Но не мог заставить его говорить!

***

Блицштраль.

Кованые молнии сверкали в темноте, прорезая кипящий небесный вар. Хаген моргнул. Никаких молний. Но сила ветра прибывала, сквозняк трепал волосы, шелестел листьями блокнота, забытого на столе, стучал канцелярской мелочью. Хаген протянул руку, чтобы закрыть окно, но услышал: «Нет!» — и оставил как есть, плотнее закутавшись в китель. Колючая суконная куртка пришлась совсем впору, согрела его, как объятие, понадобилось лишь чуть подвернуть рукава.
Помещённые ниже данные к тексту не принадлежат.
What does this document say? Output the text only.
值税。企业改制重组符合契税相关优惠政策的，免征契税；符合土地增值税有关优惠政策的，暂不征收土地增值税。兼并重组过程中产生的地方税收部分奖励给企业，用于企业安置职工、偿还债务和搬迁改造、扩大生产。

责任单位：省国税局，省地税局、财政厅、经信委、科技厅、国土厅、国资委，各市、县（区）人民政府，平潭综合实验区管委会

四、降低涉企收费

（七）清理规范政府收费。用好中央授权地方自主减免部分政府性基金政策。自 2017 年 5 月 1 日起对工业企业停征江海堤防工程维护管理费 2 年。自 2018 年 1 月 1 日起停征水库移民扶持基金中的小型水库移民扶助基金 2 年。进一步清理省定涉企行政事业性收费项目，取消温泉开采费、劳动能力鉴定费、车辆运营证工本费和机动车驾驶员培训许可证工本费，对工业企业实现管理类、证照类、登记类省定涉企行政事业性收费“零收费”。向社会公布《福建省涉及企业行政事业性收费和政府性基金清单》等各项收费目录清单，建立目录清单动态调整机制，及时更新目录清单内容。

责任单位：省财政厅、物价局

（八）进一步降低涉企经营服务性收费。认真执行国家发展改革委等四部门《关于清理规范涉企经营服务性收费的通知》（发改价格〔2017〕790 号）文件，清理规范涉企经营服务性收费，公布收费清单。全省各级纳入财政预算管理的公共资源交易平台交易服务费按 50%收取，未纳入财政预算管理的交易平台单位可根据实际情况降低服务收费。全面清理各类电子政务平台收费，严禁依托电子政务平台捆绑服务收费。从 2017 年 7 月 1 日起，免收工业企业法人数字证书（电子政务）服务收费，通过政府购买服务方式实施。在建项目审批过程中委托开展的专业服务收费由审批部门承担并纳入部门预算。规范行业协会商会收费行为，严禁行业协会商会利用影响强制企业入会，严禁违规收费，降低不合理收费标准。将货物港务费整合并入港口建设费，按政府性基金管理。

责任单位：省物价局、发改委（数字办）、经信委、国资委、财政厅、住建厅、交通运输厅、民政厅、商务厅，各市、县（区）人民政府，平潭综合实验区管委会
— Айзек? Пожалуйста! Скажите мне…

Вопрос — ответ. Пф-ф. Всё впустую.

«Это и есть ад», — предстало перед ним с ужасающей ясностью, мгновение, не имеющее ни начала, ни конца, сотворённое его руками и пронизанное пониманием ошибки. Напрасно. Он никого не защитил. Всё останется по-прежнему, только два кукловода лишатся ценного инструмента, но договорятся, конечно, договорятся, как поступали и раньше. Фрау Инерция подтолкнёт колёса, смазав их чужой кровью, и Стена разлетится под напором воинственных, жадных, оголтелых орд, и Пасифик… О, Пасифик!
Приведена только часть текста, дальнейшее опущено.